Manley Variable MU Stereo Limiter Compressor.
The Manley Vari-MU review
I have used the Manley for years and it basically is always across everything. In principle. Once you’ve got the machine working you can instantly hear the gloss. I use it as much for single instruments as on the master busses. It is a misconception that it is a mastering unit (this one I have is the non-mastering version). You can get the drums and vocals incredibly solid or nicely pumping – it’s your choice. Clearly you wont get this sound out of a Plug-In – I’ve tried many a times. Can someone prove me wrong?

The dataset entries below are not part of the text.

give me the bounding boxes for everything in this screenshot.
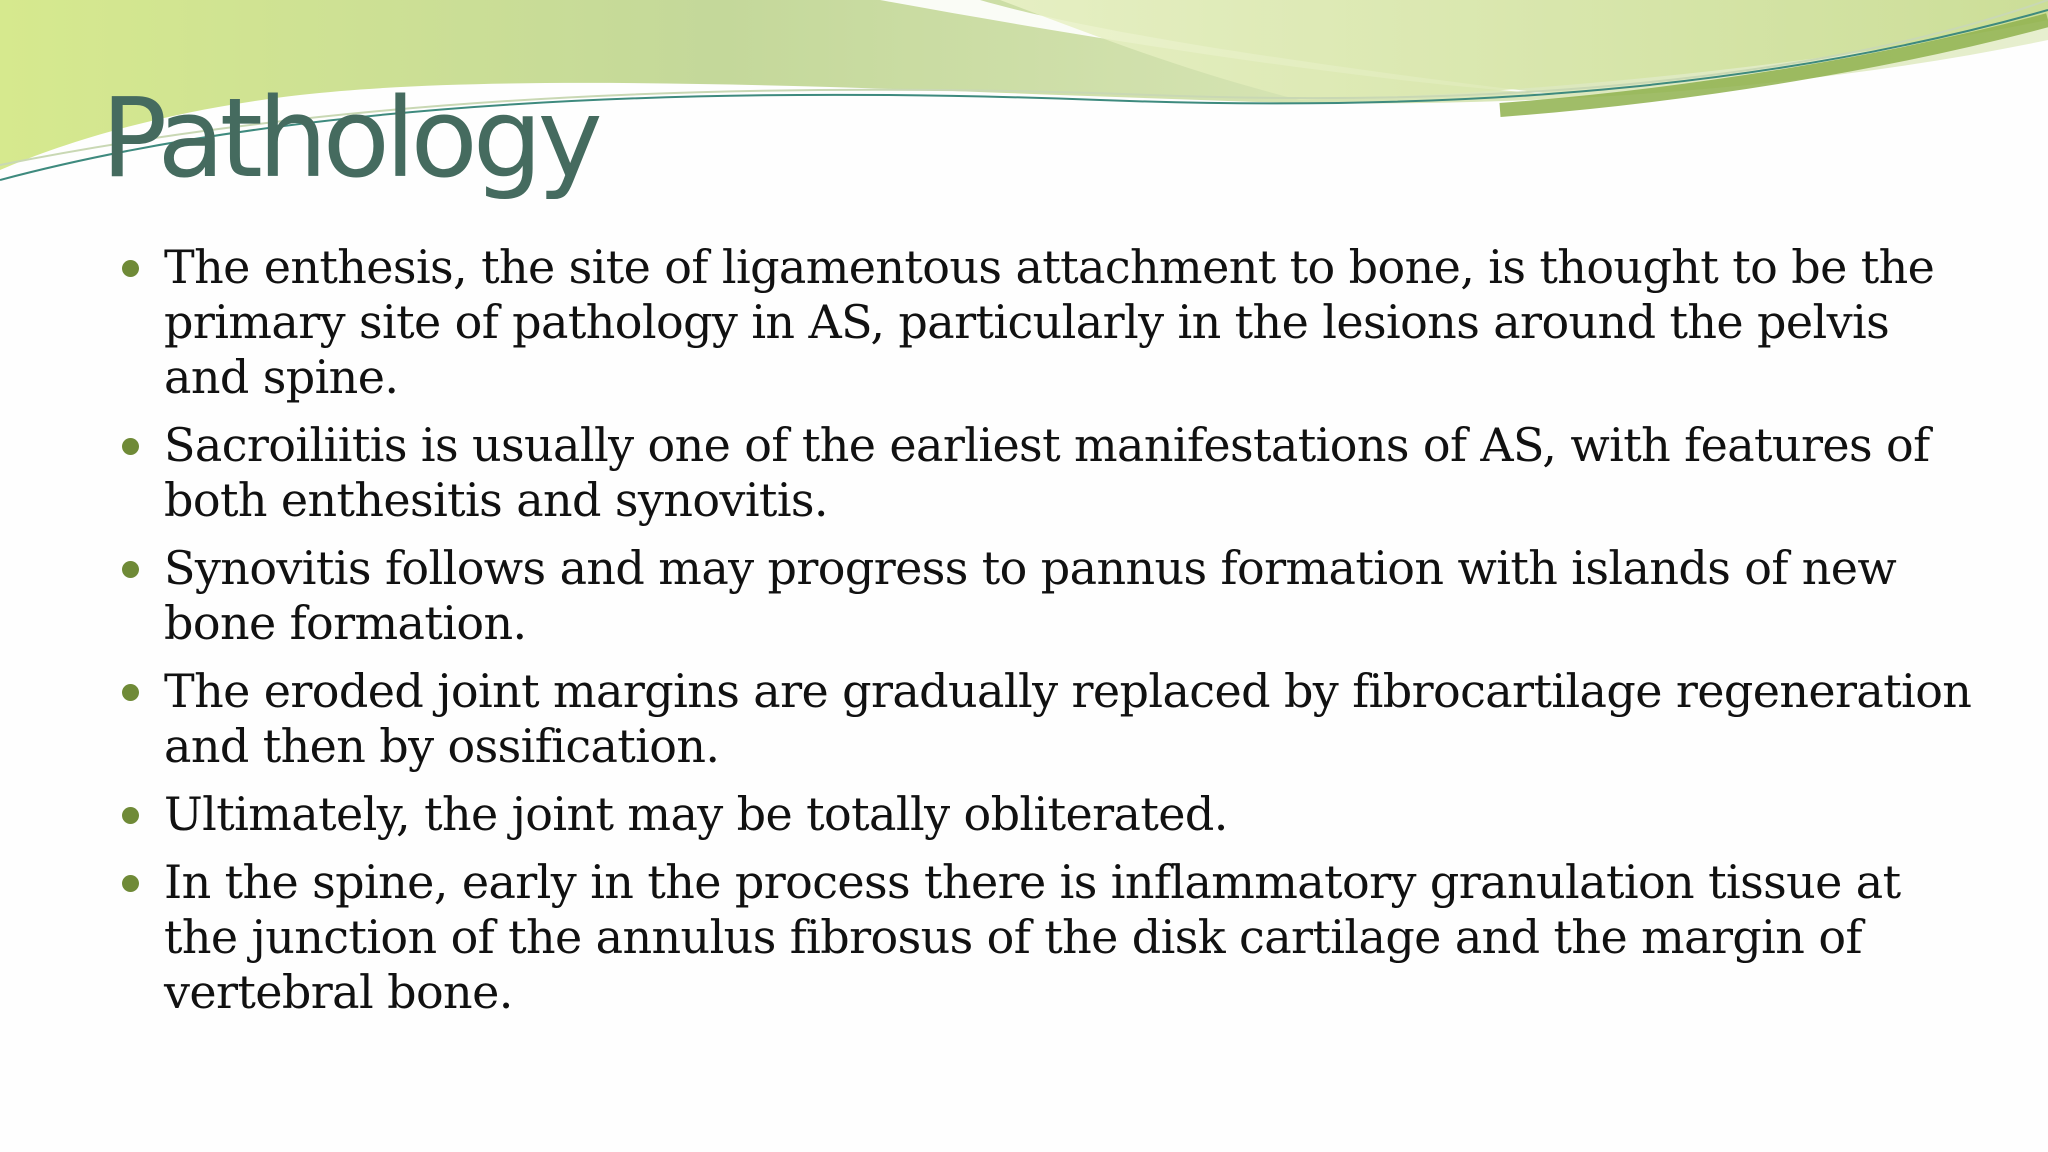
bullet-text: Sacroiliitis is usually one of the earliest manifestations of AS, with features of both enthesitis and synovitis. <box>164 418 1930 527</box>
bullet-text: The enthesis, the site of ligamentous attachment to bone, is thought to be the primary site of pathology in AS, particularly in the lesions around the pelvis and spine. <box>164 240 1935 404</box>
bullet-list <box>120 240 1980 1033</box>
bullet-item <box>120 664 1980 774</box>
bullet-dot-icon <box>122 561 139 578</box>
bullet-text: The eroded joint margins are gradually replaced by fibrocartilage regeneration and then by ossification. <box>164 664 1972 773</box>
bullet-dot-icon <box>122 260 139 277</box>
bullet-dot-icon <box>122 875 139 892</box>
slide-title: Pathology <box>101 74 598 202</box>
bullet-dot-icon <box>122 438 139 455</box>
bullet-dot-icon <box>122 807 139 824</box>
bullet-text: Synovitis follows and may progress to pannus formation with islands of new bone formation. <box>164 541 1897 650</box>
bullet-item <box>120 541 1980 651</box>
bullet-text: Ultimately, the joint may be totally obliterated. <box>164 787 1228 841</box>
bullet-text: In the spine, early in the process there is inflammatory granulation tissue at the junction of the annulus fibrosus of the disk cartilage and the margin of vertebral bone. <box>164 855 1901 1019</box>
bullet-item <box>120 787 1980 842</box>
bullet-dot-icon <box>122 684 139 701</box>
bullet-item <box>120 418 1980 528</box>
bullet-item <box>120 240 1980 405</box>
bullet-item <box>120 855 1980 1020</box>
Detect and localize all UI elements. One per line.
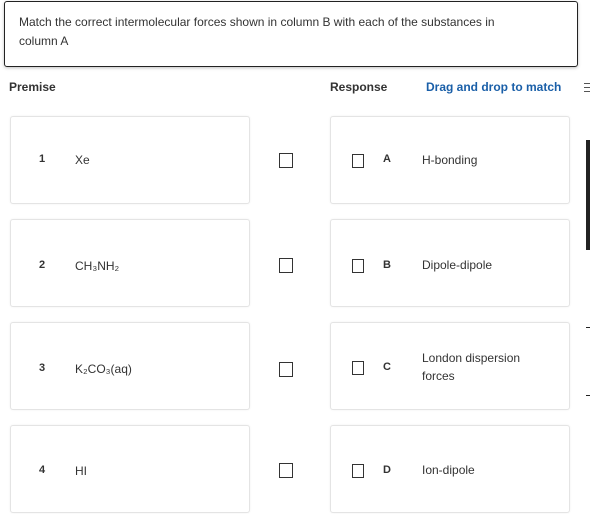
response-item-c[interactable] <box>330 322 570 410</box>
prompt-line-2: column A <box>19 34 69 48</box>
question-prompt <box>4 1 578 67</box>
response-checkbox[interactable] <box>352 361 364 375</box>
response-item-b[interactable] <box>330 219 570 307</box>
prompt-line-1: Match the correct intermolecular forces shown in column B with each of the substances in <box>19 15 495 29</box>
response-text: Ion-dipole <box>422 463 475 477</box>
premise-number: 2 <box>39 259 46 271</box>
response-item-d[interactable] <box>330 425 570 513</box>
response-letter: A <box>383 153 391 165</box>
premise-item-4 <box>10 425 250 513</box>
drop-target-4[interactable] <box>279 463 293 478</box>
response-checkbox[interactable] <box>352 154 364 168</box>
drop-target-1[interactable] <box>279 153 293 168</box>
premise-text: CH₃NH₂ <box>75 259 120 273</box>
premise-number: 1 <box>39 153 46 165</box>
premise-number: 3 <box>39 362 46 374</box>
premise-header: Premise <box>9 80 56 94</box>
response-checkbox[interactable] <box>352 464 364 478</box>
premise-text: Xe <box>75 153 90 167</box>
premise-text: HI <box>75 464 87 478</box>
right-edge-mark <box>586 395 590 396</box>
premise-item-3 <box>10 322 250 410</box>
drop-target-2[interactable] <box>279 258 293 273</box>
response-header: Response <box>330 80 388 94</box>
response-item-a[interactable] <box>330 116 570 204</box>
drag-and-drop-hint: Drag and drop to match <box>426 80 562 94</box>
drop-target-3[interactable] <box>279 362 293 377</box>
response-letter: C <box>383 361 391 373</box>
response-text: Dipole-dipole <box>422 258 493 272</box>
drag-handle-icon[interactable] <box>584 83 590 95</box>
response-letter: D <box>383 464 391 476</box>
premise-item-2 <box>10 219 250 307</box>
premise-number: 4 <box>39 464 46 476</box>
premise-item-1 <box>10 116 250 204</box>
premise-text: K₂CO₃(aq) <box>75 362 132 376</box>
response-text: London dispersion forces <box>422 351 521 383</box>
right-edge-mark <box>586 327 590 328</box>
right-scroll-edge <box>586 140 590 250</box>
response-letter: B <box>383 259 391 271</box>
response-checkbox[interactable] <box>352 259 364 273</box>
response-text: H-bonding <box>422 153 478 167</box>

“Kick it up to something obscene, like 15-20 dB, and it squeezes the track like a silk glove, getting the effect without any nasty artifacts. There is something to this unit that just glues everything together and makes the track sound, for want of another term, ‘better.’ You can’t really compare it to anything else because it is indeed unique, once you try one, you’ll be hooked forever,” concludes Owsinsky.
The Manley Variable-Mu was one of the units that most mastering engineers singled out as indispensable to their work, when asked by Bobby Owsinski during research. In his review for EQ magazine Owsinsky continues: “More than ever, I’ve been seeing the Vari-Mu (or Vari-Mu as it has fondly become known) show up not only in the racks of major studios, but in independent engineer’s racks as well. I can truly say that it makes a mix sound better. The Vari-Mu adds a certain ‘glue’ to a mix when used as a bus compressor that is difficult to get with all but a few other boxes.”

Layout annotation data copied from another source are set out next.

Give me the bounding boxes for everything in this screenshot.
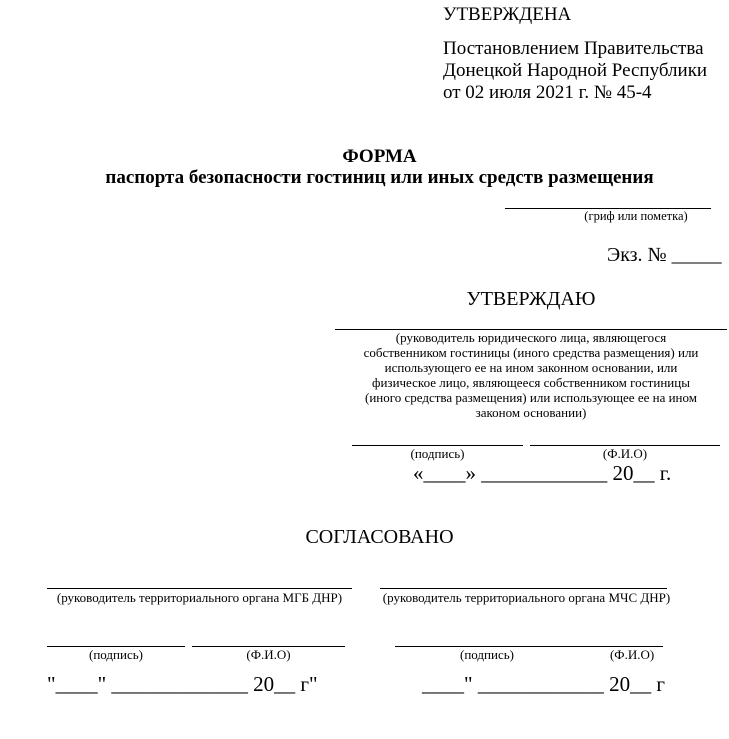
- agreed-left-date-line: "____" _____________ 20__ г": [47, 672, 318, 696]
- name-blank-line: [530, 432, 720, 446]
- role-blank-line: [47, 580, 352, 589]
- signature-blank-line: [47, 633, 185, 647]
- signature-field: [47, 633, 185, 662]
- approve-signature-row: [352, 432, 727, 461]
- name-blank-line: [192, 633, 345, 647]
- agreed-left-block: [47, 580, 352, 696]
- signature-label: (подпись): [410, 446, 465, 461]
- signer-description-line: физическое лицо, являющееся собственником гостиницы: [372, 375, 690, 390]
- role-label: (руководитель территориального органа МЧС ДНР): [382, 590, 671, 605]
- approved-stamp-line: Постановлением Правительства: [443, 38, 704, 59]
- signer-description-line: собственником гостиницы (иного средства размещения) или: [363, 345, 699, 360]
- agreed-right-date-line: ____" ____________ 20__ г: [422, 672, 665, 696]
- name-field: [192, 633, 345, 662]
- agreed-right-block: [378, 580, 675, 696]
- signer-description-line: использующего ее на ином законном основании, или: [384, 360, 678, 375]
- signer-description-line: законом основании): [475, 405, 587, 420]
- name-label: (Ф.И.О): [602, 446, 648, 461]
- grif-blank-line: [505, 195, 711, 209]
- signer-description: [335, 329, 727, 420]
- approve-block: [335, 288, 727, 485]
- signer-description-line: (руководитель юридического лица, являющегося: [395, 330, 667, 345]
- grif-field: [505, 195, 711, 224]
- role-label: (руководитель территориального органа МГБ ДНР): [56, 590, 343, 605]
- role-blank-line: [380, 580, 667, 589]
- approved-stamp-line: Донецкой Народной Республики: [443, 60, 708, 81]
- form-title: [30, 146, 729, 188]
- signature-label: (подпись): [460, 647, 514, 662]
- signature-field: [352, 432, 523, 461]
- approved-stamp-line: от 02 июля 2021 г. № 45-4: [443, 82, 652, 103]
- approved-stamp: [443, 4, 729, 104]
- grif-label: (гриф или пометка): [584, 209, 688, 223]
- approve-date-line: «____» ____________ 20__ г.: [413, 461, 672, 485]
- form-title-subheading: паспорта безопасности гостиниц или иных средств размещения: [105, 167, 654, 188]
- name-label: (Ф.И.О): [609, 647, 655, 662]
- copy-number: Экз. № _____: [607, 244, 722, 266]
- signature-blank-line: [395, 633, 663, 647]
- agreed-heading: СОГЛАСОВАНО: [305, 526, 454, 548]
- name-field: [530, 432, 720, 461]
- name-label: (Ф.И.О): [246, 647, 291, 662]
- approve-heading: УТВЕРЖДАЮ: [466, 288, 596, 310]
- agreed-left-signature-row: [47, 633, 352, 662]
- agreed-right-labels-row: [378, 647, 675, 662]
- approved-stamp-title: УТВЕРЖДЕНА: [443, 4, 572, 25]
- form-title-heading: ФОРМА: [342, 146, 417, 167]
- signature-label: (подпись): [89, 647, 143, 662]
- signer-description-line: (иного средства размещения) или использующее ее на ином: [364, 390, 697, 405]
- signature-blank-line: [352, 432, 523, 446]
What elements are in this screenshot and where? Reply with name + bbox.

This is what Manley Labs say about the Vari-MU
The MANLEY VARIABLE MU® LIMITER COMPRESSOR has been our best selling product for many years. It is one of the very few compressors that has become a real standard in Mastering studios and contributed to most hit records over the last decade and probably the next. “Mu” is tube-speak for gain, and Variable Mu® is our registered trademark for this limiter compressor. It works by using the “remote cut-off” or re-biasing of a vacuum tube to achieve compression. The precious vintage Fairchild 670 also uses this technique and is one of few all-tube compressor to do so, that we know of. Even the side-chain has glowing rectifier bottles. How’s it work? The unique 5670 dual triode is at the center of the peak-reducing and compression action constantly being re-biased by the vacuum tube rectified side-chain control voltages which cause this tube to smoothly change its gain. Just like that.

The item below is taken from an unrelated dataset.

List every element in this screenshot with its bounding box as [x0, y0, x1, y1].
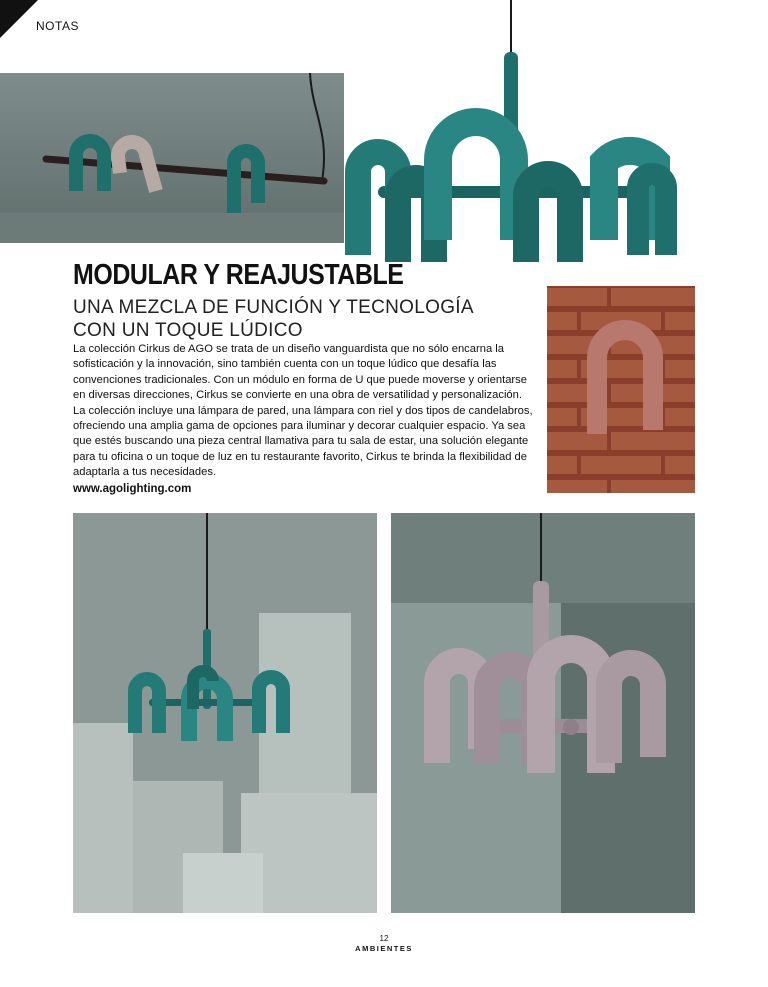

The COMPRESS mode is soft-knee 1.5 to 1 ratio while the sharper knee LIMIT mode starts at 4 to 1 and moves to a more dramatic ratio of 20 to 1 when limiting over 12dB. Interestingly, the knee actually softens as more limiting is used. Distortion can be creatively used by turning up the Input and turning down the Output while using very little or no compression. See the gain reduction curves here!
You might notice that the Variable Mu® Limiter Compressor has a ganged input control, but do not jump to conclusions that it is mono-unfriendly. Track away! There are separate threshold and output controls to make compensations with plus you can always adjust your individual source levels elsewhere, right? The advantage of the stereo input control becomes dramatically clear when you switch to LINK mode, and that’s what our Variable Mu® Limiter Compressor does better than anything else: final mix, 2-track, or mastering limiting and compression. Like one reviewer put it: “It’s like pouring a bowl of sweet cream over the mix.” Mmmmmm. Yummy. Give your music a big hug.